I found code for generating Sierpinski carpet at http://rosettacode.org/wiki/Sierpinski_carpet#Scheme - but it won't run in the DrRacket environment or WeScheme. Could someone provide solutions for either environments?
It looks like this code runs fine in DrRacket after prepending a
#lang racket
line indicating that the code is written in Racket. I can provide more detail if this is not sufficient.
I've translated the program to run under WeScheme. I've made a few changes: rather than use (display) and (newline), I use the image primitives that WeScheme provides to make a slightly nicer picture. You can view the running program and its source code. For convenience, I also include the source here:
;; Sierpenski carpet.
;; http://rosettacode.org/wiki/Sierpinski_carpet#Scheme
(define SQUARE (square 10 "solid" "red"))

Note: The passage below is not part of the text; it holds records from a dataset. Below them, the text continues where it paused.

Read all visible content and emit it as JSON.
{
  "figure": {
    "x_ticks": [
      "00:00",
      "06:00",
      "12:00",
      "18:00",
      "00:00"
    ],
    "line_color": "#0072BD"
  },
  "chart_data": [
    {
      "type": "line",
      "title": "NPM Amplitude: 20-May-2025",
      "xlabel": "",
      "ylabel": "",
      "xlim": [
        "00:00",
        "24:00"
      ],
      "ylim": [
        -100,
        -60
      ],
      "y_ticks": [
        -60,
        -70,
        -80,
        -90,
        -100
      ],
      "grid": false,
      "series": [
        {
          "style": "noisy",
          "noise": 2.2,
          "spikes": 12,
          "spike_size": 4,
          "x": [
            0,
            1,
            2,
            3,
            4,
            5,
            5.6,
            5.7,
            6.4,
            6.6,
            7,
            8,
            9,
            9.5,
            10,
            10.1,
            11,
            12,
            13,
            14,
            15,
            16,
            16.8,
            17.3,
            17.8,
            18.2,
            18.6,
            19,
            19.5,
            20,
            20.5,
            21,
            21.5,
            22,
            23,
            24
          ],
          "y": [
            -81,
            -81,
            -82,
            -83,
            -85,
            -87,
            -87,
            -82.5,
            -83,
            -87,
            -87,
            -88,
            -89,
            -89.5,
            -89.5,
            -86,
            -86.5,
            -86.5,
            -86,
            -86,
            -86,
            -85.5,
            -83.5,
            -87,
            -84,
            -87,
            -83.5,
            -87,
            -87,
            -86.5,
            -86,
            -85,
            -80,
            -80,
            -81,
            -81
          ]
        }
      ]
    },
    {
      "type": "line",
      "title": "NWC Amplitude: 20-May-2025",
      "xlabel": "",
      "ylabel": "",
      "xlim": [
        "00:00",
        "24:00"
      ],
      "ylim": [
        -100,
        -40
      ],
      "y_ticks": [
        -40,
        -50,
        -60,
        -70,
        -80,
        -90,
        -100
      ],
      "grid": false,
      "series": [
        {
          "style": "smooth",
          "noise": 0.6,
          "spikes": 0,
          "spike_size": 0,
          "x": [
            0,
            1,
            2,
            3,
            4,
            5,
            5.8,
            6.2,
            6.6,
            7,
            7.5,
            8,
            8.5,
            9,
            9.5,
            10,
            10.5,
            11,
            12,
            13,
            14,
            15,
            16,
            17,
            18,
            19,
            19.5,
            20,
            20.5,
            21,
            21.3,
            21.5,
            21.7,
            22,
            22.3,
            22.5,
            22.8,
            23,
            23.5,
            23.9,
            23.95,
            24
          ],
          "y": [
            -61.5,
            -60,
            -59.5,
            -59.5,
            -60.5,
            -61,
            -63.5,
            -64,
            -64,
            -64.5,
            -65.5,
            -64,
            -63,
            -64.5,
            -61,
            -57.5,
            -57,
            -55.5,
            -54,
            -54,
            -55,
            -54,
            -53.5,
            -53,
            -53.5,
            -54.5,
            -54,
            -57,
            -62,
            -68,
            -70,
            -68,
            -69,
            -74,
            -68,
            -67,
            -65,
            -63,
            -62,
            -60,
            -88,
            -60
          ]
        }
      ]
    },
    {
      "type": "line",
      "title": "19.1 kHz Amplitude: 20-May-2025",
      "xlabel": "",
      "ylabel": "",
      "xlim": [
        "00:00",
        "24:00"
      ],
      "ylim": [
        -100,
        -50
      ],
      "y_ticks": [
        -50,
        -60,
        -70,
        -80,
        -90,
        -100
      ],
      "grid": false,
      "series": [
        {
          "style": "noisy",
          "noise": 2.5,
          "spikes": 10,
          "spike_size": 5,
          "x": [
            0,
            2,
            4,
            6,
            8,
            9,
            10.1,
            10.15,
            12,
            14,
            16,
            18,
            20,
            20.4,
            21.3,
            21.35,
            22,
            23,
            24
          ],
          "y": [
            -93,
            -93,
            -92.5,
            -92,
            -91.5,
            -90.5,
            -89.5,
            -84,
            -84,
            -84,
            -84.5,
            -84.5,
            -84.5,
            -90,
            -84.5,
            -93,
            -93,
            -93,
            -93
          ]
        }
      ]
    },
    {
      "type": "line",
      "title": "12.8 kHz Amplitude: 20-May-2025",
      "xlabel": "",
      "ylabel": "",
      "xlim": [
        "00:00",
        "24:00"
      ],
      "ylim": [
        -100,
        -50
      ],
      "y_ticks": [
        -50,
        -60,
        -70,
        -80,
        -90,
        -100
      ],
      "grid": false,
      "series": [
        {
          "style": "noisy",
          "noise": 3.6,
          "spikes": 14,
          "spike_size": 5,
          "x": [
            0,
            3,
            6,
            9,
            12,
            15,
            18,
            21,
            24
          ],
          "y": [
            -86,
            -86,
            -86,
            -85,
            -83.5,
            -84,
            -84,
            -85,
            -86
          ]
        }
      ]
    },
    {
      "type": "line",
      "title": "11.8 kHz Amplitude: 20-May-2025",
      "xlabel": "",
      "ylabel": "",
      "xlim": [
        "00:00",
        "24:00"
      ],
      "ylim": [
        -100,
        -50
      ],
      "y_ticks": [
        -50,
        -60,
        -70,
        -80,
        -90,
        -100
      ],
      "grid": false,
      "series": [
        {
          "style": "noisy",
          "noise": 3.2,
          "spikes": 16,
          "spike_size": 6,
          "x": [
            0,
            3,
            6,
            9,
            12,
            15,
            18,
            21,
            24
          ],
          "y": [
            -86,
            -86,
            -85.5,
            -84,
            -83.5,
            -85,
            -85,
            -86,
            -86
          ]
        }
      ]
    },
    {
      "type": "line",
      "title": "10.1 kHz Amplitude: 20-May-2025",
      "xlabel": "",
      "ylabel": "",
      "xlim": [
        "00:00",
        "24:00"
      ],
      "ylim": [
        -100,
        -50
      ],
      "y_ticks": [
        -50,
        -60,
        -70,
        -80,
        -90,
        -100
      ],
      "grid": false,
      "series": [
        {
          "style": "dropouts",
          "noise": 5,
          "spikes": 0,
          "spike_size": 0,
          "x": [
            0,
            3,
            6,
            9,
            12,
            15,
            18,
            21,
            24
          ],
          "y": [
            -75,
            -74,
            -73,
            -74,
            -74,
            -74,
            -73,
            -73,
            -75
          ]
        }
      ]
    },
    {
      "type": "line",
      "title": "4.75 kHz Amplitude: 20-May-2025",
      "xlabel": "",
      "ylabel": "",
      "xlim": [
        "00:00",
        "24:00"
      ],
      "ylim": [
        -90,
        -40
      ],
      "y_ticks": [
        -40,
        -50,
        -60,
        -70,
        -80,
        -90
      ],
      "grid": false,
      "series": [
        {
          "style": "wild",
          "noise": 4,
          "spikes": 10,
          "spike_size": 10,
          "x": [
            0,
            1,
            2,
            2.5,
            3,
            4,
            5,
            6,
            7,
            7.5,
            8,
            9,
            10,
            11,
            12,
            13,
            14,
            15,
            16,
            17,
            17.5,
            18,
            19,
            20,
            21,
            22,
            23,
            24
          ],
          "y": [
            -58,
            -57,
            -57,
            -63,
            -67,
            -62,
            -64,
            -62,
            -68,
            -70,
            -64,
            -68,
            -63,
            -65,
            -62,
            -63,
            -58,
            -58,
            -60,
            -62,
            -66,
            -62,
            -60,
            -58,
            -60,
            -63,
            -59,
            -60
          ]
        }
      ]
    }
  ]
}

(define SPACE (square 10 "solid" "white"))
(define (carpet n)
(local [(define (in-carpet? x y)
(cond ((or (zero? x) (zero? y))
#t)
((and (= 1 (remainder x 3)) (= 1 (remainder y 3)))
#f)
(else
(in-carpet? (quotient x 3) (quotient y 3)))))]
(letrec ([outer (lambda (i)
(cond
[(< i (expt 3 n))
(local ([define a-row
(letrec ([inner
(lambda (j)
(cond [(< j (expt 3 n))
(cons (if (in-carpet? i j)
SQUARE
SPACE)
(inner (add1 j)))]
[else
empty]))])
(inner 0))])
(cons (apply beside a-row)
(outer (add1 i))))]
[else
empty]))])
(apply above (outer 0)))))
(carpet 3)
Here is the modified code for WeScheme. WeScheme don't support do-loop syntax, so I use unfold from srfi-1 instead
(define (unfold p f g seed)
(if (p seed) '()
(cons (f seed)
(unfold p f g (g seed)))))
(define (1- n) (- n 1))
(define (carpet n)
(letrec ((in-carpet?
(lambda (x y)
(cond ((or (zero? x) (zero? y))
#t)
((and (= 1 (remainder x 3)) (= 1 (remainder y 3)))
#f)
(else
(in-carpet? (quotient x 3) (quotient y 3)))))))
(let ((result
(unfold negative?
(lambda (i)
(unfold negative?
(lambda (j) (in-carpet? i j))
1-
(1- (expt 3 n))))
1-
(1- (expt 3 n)))))
(for-each (lambda (line)
(begin
(for-each (lambda (char) (display (if char #\# #\space))) line)
(newline)))
result))))